Historians, movie-moguls, and audiences love the exploits of the 101st Airborne, dramatized as it was in the Band of Brothers. However, if it were not for the exploits of the little known 110th Infantry (Regimental Combat Team), 28th Infantry division, and their impassioned stand against the German forces in the Ardennes, the 101st would likely not have been able to participate in the Siege of Bastogne.

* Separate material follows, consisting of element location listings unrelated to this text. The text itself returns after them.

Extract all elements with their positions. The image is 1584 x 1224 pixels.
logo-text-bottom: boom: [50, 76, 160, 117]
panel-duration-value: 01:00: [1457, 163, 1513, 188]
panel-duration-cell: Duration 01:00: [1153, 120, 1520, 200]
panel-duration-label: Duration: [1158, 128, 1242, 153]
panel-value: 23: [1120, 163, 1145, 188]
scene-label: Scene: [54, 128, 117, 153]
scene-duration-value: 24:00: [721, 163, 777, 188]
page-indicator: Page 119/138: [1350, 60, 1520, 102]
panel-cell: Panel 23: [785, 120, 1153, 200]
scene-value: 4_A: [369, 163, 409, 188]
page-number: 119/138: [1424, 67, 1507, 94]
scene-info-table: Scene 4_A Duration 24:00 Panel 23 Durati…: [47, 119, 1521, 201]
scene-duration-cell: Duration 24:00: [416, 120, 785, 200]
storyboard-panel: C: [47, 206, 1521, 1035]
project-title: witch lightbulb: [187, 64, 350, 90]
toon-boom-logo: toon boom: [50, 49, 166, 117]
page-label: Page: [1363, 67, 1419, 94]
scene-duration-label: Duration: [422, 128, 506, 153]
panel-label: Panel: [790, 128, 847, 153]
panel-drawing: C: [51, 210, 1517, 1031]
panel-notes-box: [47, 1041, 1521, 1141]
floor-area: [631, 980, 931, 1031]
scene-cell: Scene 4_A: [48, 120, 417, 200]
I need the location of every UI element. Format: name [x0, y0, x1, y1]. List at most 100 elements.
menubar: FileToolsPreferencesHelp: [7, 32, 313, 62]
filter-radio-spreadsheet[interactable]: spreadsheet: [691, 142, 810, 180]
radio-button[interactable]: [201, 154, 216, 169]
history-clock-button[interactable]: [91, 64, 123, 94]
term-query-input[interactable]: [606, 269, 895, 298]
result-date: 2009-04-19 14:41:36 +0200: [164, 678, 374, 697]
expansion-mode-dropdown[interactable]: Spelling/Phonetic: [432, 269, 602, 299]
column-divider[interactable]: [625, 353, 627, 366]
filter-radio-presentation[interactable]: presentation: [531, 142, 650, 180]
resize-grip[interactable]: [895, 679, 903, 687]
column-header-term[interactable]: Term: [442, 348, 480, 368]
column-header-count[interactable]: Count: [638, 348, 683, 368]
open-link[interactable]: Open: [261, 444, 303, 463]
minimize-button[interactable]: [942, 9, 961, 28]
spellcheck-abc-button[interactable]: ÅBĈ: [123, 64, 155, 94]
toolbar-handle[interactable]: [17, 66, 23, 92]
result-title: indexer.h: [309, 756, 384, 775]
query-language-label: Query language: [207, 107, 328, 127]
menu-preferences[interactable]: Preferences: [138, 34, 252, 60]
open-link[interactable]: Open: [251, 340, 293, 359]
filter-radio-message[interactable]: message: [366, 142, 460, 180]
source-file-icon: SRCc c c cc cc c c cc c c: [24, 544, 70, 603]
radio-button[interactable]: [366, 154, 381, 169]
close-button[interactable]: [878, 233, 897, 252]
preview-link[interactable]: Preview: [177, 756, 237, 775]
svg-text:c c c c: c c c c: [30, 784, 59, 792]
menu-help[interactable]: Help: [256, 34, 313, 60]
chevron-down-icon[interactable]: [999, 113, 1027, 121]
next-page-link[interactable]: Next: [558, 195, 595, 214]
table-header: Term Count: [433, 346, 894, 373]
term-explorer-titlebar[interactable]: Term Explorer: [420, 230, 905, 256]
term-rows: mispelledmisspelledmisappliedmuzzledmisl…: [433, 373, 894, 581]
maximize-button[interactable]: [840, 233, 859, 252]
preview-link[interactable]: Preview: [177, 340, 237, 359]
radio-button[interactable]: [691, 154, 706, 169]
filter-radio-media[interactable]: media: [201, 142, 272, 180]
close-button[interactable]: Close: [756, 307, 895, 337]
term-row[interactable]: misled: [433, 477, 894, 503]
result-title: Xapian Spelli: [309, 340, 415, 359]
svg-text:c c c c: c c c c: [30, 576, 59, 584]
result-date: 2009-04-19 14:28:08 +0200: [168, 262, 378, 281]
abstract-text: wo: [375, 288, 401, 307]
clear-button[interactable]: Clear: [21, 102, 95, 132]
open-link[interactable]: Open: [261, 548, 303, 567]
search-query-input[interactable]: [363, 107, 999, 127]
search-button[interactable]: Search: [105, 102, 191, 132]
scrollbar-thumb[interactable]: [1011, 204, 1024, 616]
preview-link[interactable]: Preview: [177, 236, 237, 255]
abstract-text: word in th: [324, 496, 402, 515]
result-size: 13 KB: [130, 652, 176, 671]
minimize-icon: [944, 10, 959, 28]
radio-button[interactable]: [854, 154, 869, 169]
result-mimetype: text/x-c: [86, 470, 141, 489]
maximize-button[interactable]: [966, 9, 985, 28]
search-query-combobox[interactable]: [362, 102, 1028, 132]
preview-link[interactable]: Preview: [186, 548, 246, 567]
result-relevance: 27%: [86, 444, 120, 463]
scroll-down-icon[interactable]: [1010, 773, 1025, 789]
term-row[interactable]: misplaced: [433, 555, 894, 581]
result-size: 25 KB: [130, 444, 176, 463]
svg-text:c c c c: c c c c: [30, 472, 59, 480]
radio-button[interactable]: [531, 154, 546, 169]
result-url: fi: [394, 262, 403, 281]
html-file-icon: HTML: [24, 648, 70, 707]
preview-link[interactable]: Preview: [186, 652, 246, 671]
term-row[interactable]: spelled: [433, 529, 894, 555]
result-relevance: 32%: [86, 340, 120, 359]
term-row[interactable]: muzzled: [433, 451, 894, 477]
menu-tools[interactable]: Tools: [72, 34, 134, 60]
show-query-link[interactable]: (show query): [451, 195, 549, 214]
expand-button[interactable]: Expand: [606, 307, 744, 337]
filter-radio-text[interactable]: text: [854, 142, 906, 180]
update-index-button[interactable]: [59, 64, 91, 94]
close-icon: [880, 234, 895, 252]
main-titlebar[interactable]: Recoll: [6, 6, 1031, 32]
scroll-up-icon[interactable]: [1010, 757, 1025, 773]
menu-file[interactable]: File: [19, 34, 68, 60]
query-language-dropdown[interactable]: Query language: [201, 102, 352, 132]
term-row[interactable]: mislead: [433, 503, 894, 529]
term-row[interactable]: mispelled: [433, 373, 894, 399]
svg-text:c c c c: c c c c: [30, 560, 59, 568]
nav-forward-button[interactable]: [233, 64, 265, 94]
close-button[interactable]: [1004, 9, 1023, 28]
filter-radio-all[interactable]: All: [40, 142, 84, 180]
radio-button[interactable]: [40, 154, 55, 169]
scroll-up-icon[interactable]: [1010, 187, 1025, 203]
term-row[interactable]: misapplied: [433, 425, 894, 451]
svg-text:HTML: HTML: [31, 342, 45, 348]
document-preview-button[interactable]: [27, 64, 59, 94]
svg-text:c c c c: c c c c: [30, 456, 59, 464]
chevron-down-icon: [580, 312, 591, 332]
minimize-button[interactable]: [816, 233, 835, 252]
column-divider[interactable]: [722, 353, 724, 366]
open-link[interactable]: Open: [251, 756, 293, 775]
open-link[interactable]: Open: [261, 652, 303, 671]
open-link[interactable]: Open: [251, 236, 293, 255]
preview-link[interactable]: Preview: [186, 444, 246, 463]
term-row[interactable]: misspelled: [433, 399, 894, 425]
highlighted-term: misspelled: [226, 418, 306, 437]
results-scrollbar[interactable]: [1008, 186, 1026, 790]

Walter S. Zapotoczny Jr, a former member of the 110th, brought home some black and white images that accurately captured the drama of this story in a book entitled 'The 110th Holds in the Ardennes.'

Deployed along the St. Vith-Oiekirch Highway - known to the Americans as "Skyline Drive" a hard-surfaced road that ran along the Luxembourg-German border and overlooked the Our River and Germany to the east, and the Clerf River and Luxembourg to the west - they were not suspecting an attack.

Colonel William Hurley, the Commander of the 110th Infantry, allowed his forward positions to relax during the hours of darkness. On the evening of December 15, 1944, his forces numbered 5,000 men. What he did not know was that across the Our River, Heinrich von Luttwitz had assembled his entire XLVII Panzer Corps, outnumbering his men by a ratio of 5-1. The Germans planned to crush the 110th's positions in one day.

The Germans began their military bombardment shortly before dawn. They had been busy for hours, paddling across the Our River in rubber boats and moving steadily towards their objectives to the west, until they were within 300 yards of the American defenses at Marnach, Hosingen, Holzthum, Weiler, Munchausen, and Clervaux. The 110th immediately fired back, forcing the Germans to retreat. This pattern was repeated across the 110th's entire front.

Despite their early successes, there was no way that the 110th could hold its positions against such a numerically superior force. What they accomplished along the banks of the Our River, was to slow the German advance, keeping Luttwitz from achieving his objectives and frustrating the Fuhrer's forces for eight days. The heroism of the 110th was not without cost.

When the German army finally managed to fight its way through the Ardennes forest, and lay siege to the city of Bastogne, 2,700 men had been lost. Only five hundred of the 110th's original complement of 5,000 men were able to continue the fight.